ION Deal Done For Scripps
WEST PALM BEACH — The E.W. Scripps Company and Black Diamond Capital Management LLC have closed Scripps’ acquisition of ION Media Networks.
With the deal, Scripps is, as expected, combining ION’s assets with the Katz networks and Newsy to create “a full-scale national television networks business.” Together, the national networks will reach nearly every American through free over-the-air broadcast, cable/satellite, over-the-top and digital distribution, with multiple advertising-supported programming streams.
Scripps President/CEO Adam Symson calls the ION merger “a historic and transformational moment” for Scripps, one that strengthens its leadership position in broadcasting and accelerates the media company’s multiplatform strategy “to serve diverse audiences everywhere they seek to be informed and entertained.”
And, with the closing of Scripps’ purchase of ION, Black Diamond has completed what it is calling an 11-year turnaround of ION.
“We are extremely proud of ION’s transformation from $33 million of EBITDA in 2009 to $300 million plus during our ownership,” said Christopher W. Parker, Senior Managing Director of Black Diamond and an ION Director. “This sale brings to a conclusion a successful investment for all of ION’s shareholders. We thank ION’s management team and wish Scripps well with its acquisition.”
Scripps believes “the highly accretive acquisition” will yield $500 million in synergies, most of which are contractually based, over the next six years, reaching a $120 million run rate.
Concurrent with Scripps’ merger with ION, the sale of 23 ION affiliated TV stations to INYO Broadcast Holdings, a Salt Lake City–based operator of stations, has also closed.
Scripps is the No. 4 broadcast TV station owner in the U.S.
However, this deal makes Scripps the nation’s largest holder of broadcast spectrum — a potentially valuable situation given the rollout of ATSC 3.0 and its data capabilities.

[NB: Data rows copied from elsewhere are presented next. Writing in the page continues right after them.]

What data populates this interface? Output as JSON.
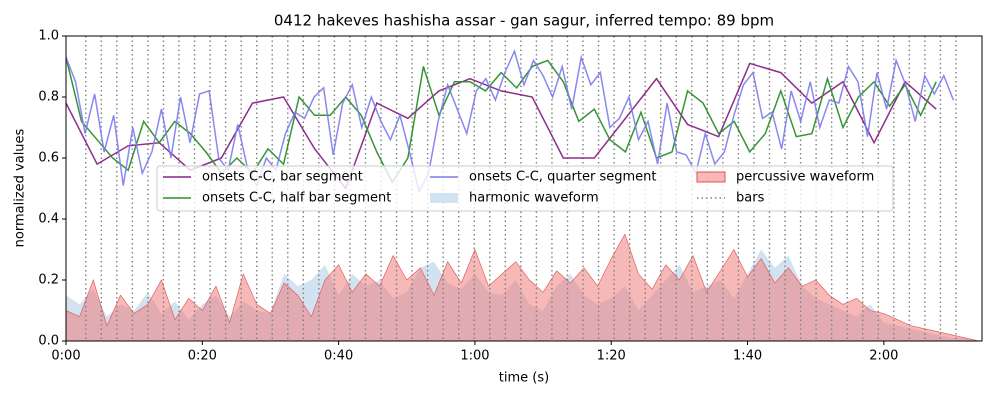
{
  "chart_data": {
    "type": "line",
    "title": "0412 hakeves hashisha assar - gan sagur, inferred tempo: 89 bpm",
    "xlabel": "time (s)",
    "ylabel": "normalized values",
    "xlim": [
      0,
      134.4
    ],
    "ylim": [
      0,
      1
    ],
    "xticks": [
      {
        "value": 0,
        "label": "0:00"
      },
      {
        "value": 20,
        "label": "0:20"
      },
      {
        "value": 40,
        "label": "0:40"
      },
      {
        "value": 60,
        "label": "1:00"
      },
      {
        "value": 80,
        "label": "1:20"
      },
      {
        "value": 100,
        "label": "1:40"
      },
      {
        "value": 120,
        "label": "2:00"
      }
    ],
    "yticks": [
      {
        "value": 0,
        "label": "0.0"
      },
      0.2,
      0.4,
      0.6,
      0.8,
      {
        "value": 1,
        "label": "1.0"
      }
    ],
    "grid": false,
    "series": [
      {
        "name": "onsets C-C, bar segment",
        "kind": "line",
        "color": "#882288",
        "x": [
          0,
          4.56,
          9.12,
          13.68,
          18.24,
          22.8,
          27.36,
          31.92,
          36.48,
          41.04,
          45.6,
          50.16,
          54.72,
          59.28,
          63.84,
          68.4,
          72.96,
          77.52,
          82.08,
          86.64,
          91.2,
          95.76,
          100.32,
          104.88,
          109.44,
          114,
          118.56,
          123.12,
          127.68
        ],
        "values": [
          0.78,
          0.58,
          0.64,
          0.65,
          0.56,
          0.6,
          0.78,
          0.8,
          0.63,
          0.5,
          0.78,
          0.73,
          0.82,
          0.86,
          0.82,
          0.8,
          0.6,
          0.6,
          0.73,
          0.86,
          0.71,
          0.67,
          0.91,
          0.88,
          0.78,
          0.85,
          0.65,
          0.85,
          0.76
        ]
      },
      {
        "name": "onsets C-C, half bar segment",
        "kind": "line",
        "color": "#2a8f2a",
        "x": [
          0,
          2.28,
          4.56,
          6.84,
          9.12,
          11.4,
          13.68,
          15.96,
          18.24,
          20.52,
          22.8,
          25.08,
          27.36,
          29.64,
          31.92,
          34.2,
          36.48,
          38.76,
          41.04,
          43.32,
          45.6,
          47.88,
          50.16,
          52.44,
          54.72,
          57,
          59.28,
          61.56,
          63.84,
          66.12,
          68.4,
          70.68,
          72.96,
          75.24,
          77.52,
          79.8,
          82.08,
          84.36,
          86.64,
          88.92,
          91.2,
          93.48,
          95.76,
          98.04,
          100.32,
          102.6,
          104.88,
          107.16,
          109.44,
          111.72,
          114,
          116.28,
          118.56,
          120.84,
          123.12,
          125.4,
          127.68
        ],
        "values": [
          0.93,
          0.72,
          0.66,
          0.6,
          0.56,
          0.72,
          0.65,
          0.72,
          0.68,
          0.62,
          0.55,
          0.6,
          0.55,
          0.63,
          0.58,
          0.8,
          0.74,
          0.74,
          0.8,
          0.74,
          0.62,
          0.52,
          0.6,
          0.9,
          0.74,
          0.85,
          0.85,
          0.82,
          0.88,
          0.83,
          0.9,
          0.92,
          0.85,
          0.72,
          0.76,
          0.66,
          0.62,
          0.75,
          0.6,
          0.62,
          0.82,
          0.78,
          0.68,
          0.72,
          0.62,
          0.68,
          0.82,
          0.67,
          0.68,
          0.86,
          0.7,
          0.8,
          0.85,
          0.77,
          0.84,
          0.74,
          0.85
        ]
      },
      {
        "name": "onsets C-C, quarter segment",
        "kind": "line",
        "color": "#7b7bee",
        "x": [
          0,
          1.4,
          2.8,
          4.2,
          5.6,
          7,
          8.4,
          9.8,
          11.2,
          12.6,
          14,
          15.4,
          16.8,
          18.2,
          19.6,
          21,
          22.4,
          23.8,
          25.2,
          26.6,
          28,
          29.4,
          30.8,
          32.2,
          33.6,
          35,
          36.4,
          37.8,
          39.2,
          40.6,
          42,
          43.4,
          44.8,
          46.2,
          47.6,
          49,
          50.4,
          51.8,
          53.2,
          54.6,
          56,
          57.4,
          58.8,
          60.2,
          61.6,
          63,
          64.4,
          65.8,
          67.2,
          68.6,
          70,
          71.4,
          72.8,
          74.2,
          75.6,
          77,
          78.4,
          79.8,
          81.2,
          82.6,
          84,
          85.4,
          86.8,
          88.2,
          89.6,
          91,
          92.4,
          93.8,
          95.2,
          96.6,
          98,
          99.4,
          100.8,
          102.2,
          103.6,
          105,
          106.4,
          107.8,
          109.2,
          110.6,
          112,
          113.4,
          114.8,
          116.2,
          117.6,
          119,
          120.4,
          121.8,
          123.2,
          124.6,
          126,
          127.4,
          128.8,
          130.2
        ],
        "values": [
          0.93,
          0.85,
          0.68,
          0.81,
          0.62,
          0.74,
          0.51,
          0.7,
          0.55,
          0.62,
          0.76,
          0.6,
          0.8,
          0.65,
          0.81,
          0.82,
          0.6,
          0.56,
          0.71,
          0.57,
          0.51,
          0.6,
          0.56,
          0.68,
          0.75,
          0.73,
          0.8,
          0.83,
          0.61,
          0.78,
          0.84,
          0.7,
          0.8,
          0.72,
          0.66,
          0.74,
          0.62,
          0.49,
          0.55,
          0.72,
          0.84,
          0.76,
          0.68,
          0.82,
          0.86,
          0.79,
          0.88,
          0.95,
          0.84,
          0.92,
          0.87,
          0.8,
          0.9,
          0.76,
          0.93,
          0.84,
          0.88,
          0.7,
          0.73,
          0.8,
          0.66,
          0.72,
          0.58,
          0.78,
          0.62,
          0.61,
          0.55,
          0.68,
          0.58,
          0.62,
          0.74,
          0.84,
          0.88,
          0.73,
          0.75,
          0.63,
          0.82,
          0.72,
          0.85,
          0.7,
          0.79,
          0.78,
          0.9,
          0.85,
          0.67,
          0.88,
          0.76,
          0.92,
          0.84,
          0.72,
          0.87,
          0.81,
          0.87,
          0.79
        ]
      },
      {
        "name": "harmonic waveform",
        "kind": "area",
        "color": "#c5dcec",
        "x": [
          0,
          2,
          4,
          6,
          8,
          10,
          12,
          14,
          16,
          18,
          20,
          22,
          24,
          26,
          28,
          30,
          32,
          34,
          36,
          38,
          40,
          42,
          44,
          46,
          48,
          50,
          52,
          54,
          56,
          58,
          60,
          62,
          64,
          66,
          68,
          70,
          72,
          74,
          76,
          78,
          80,
          82,
          84,
          86,
          88,
          90,
          92,
          94,
          96,
          98,
          100,
          102,
          104,
          106,
          108,
          110,
          112,
          114,
          116,
          118,
          120,
          122,
          124,
          126,
          128,
          130,
          132,
          134
        ],
        "values": [
          0.15,
          0.12,
          0.17,
          0.08,
          0.12,
          0.1,
          0.16,
          0.09,
          0.13,
          0.07,
          0.12,
          0.15,
          0.08,
          0.13,
          0.1,
          0.09,
          0.22,
          0.18,
          0.2,
          0.25,
          0.15,
          0.22,
          0.18,
          0.2,
          0.14,
          0.16,
          0.24,
          0.26,
          0.19,
          0.17,
          0.22,
          0.16,
          0.15,
          0.2,
          0.12,
          0.1,
          0.18,
          0.22,
          0.15,
          0.12,
          0.14,
          0.18,
          0.1,
          0.15,
          0.2,
          0.25,
          0.16,
          0.18,
          0.2,
          0.14,
          0.22,
          0.3,
          0.24,
          0.28,
          0.18,
          0.14,
          0.12,
          0.1,
          0.08,
          0.12,
          0.06,
          0.05,
          0.04,
          0.03,
          0.02,
          0.01,
          0.01,
          0
        ]
      },
      {
        "name": "percussive waveform",
        "kind": "area",
        "color": "#f07d7d",
        "x": [
          0,
          2,
          4,
          6,
          8,
          10,
          12,
          14,
          16,
          18,
          20,
          22,
          24,
          26,
          28,
          30,
          32,
          34,
          36,
          38,
          40,
          42,
          44,
          46,
          48,
          50,
          52,
          54,
          56,
          58,
          60,
          62,
          64,
          66,
          68,
          70,
          72,
          74,
          76,
          78,
          80,
          82,
          84,
          86,
          88,
          90,
          92,
          94,
          96,
          98,
          100,
          102,
          104,
          106,
          108,
          110,
          112,
          114,
          116,
          118,
          120,
          122,
          124,
          126,
          128,
          130,
          132,
          134
        ],
        "values": [
          0.1,
          0.08,
          0.2,
          0.05,
          0.15,
          0.09,
          0.12,
          0.2,
          0.07,
          0.14,
          0.1,
          0.18,
          0.06,
          0.22,
          0.12,
          0.09,
          0.19,
          0.15,
          0.08,
          0.2,
          0.25,
          0.16,
          0.22,
          0.18,
          0.28,
          0.2,
          0.24,
          0.15,
          0.26,
          0.19,
          0.3,
          0.18,
          0.22,
          0.26,
          0.2,
          0.16,
          0.23,
          0.19,
          0.24,
          0.18,
          0.27,
          0.35,
          0.22,
          0.17,
          0.25,
          0.2,
          0.28,
          0.16,
          0.23,
          0.3,
          0.21,
          0.27,
          0.19,
          0.24,
          0.18,
          0.2,
          0.15,
          0.12,
          0.14,
          0.1,
          0.09,
          0.07,
          0.05,
          0.04,
          0.03,
          0.02,
          0.01,
          0
        ]
      },
      {
        "name": "bars",
        "kind": "vlines",
        "color": "#808080",
        "x": [
          2.9,
          5.18,
          7.46,
          9.74,
          12.02,
          14.3,
          16.58,
          18.86,
          21.14,
          23.42,
          25.7,
          27.98,
          30.26,
          32.54,
          34.82,
          37.1,
          39.38,
          41.66,
          43.94,
          46.22,
          48.5,
          50.78,
          53.06,
          55.34,
          57.62,
          59.9,
          62.18,
          64.46,
          66.74,
          69.02,
          71.3,
          73.58,
          75.86,
          78.14,
          80.42,
          82.7,
          84.98,
          87.26,
          89.54,
          91.82,
          94.1,
          96.38,
          98.66,
          100.94,
          103.22,
          105.5,
          107.78,
          110.06,
          112.34,
          114.62,
          116.9,
          119.18,
          121.46,
          123.74,
          126.02,
          128.3,
          130.58
        ]
      }
    ]
  }
}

The transaction was financed with $800 million in term loans, $550 million of secured notes and $500 million of unsecured notes; a $600 million investment from Berkshire Hathaway in preferred stock; and cash from the balance sheet. The debt financing was led by Morgan Stanley Senior Funding Inc. with BofA Securities, Trust Securities, J.P. Morgan and Wells Fargo as joint book runners.
Methuselah Advisors and Morgan Stanley & Co. LLC acted as financial advisors to Scripps and arranged the preferred equity investment by Berkshire Hathaway. Morgan Stanley Senior Funding Inc. provided the financing commitments for the secured and unsecured debt. Ernst & Young Capital Advisors, LLC served as debt advisor.
BakerHostetler and Brooks Pierce served as Scripps’ legal co-counsel for the acquisition, and Simpson, Thacher & Bartlett LLP and Dickinson Wright PLLC served as Scripps’ legal co-counsel for the committed financing. Evercore served as exclusive advisor to the Scripps family, and Kirkland & Ellis served as its legal counsel.
Black Diamond was advised by Akin Gump Strauss Hauer & Feld on FCC legal matters. Skadden, Arps, Slate, Meagher & Flom LLP and Cooley LLP served as legal counsel for ION Media.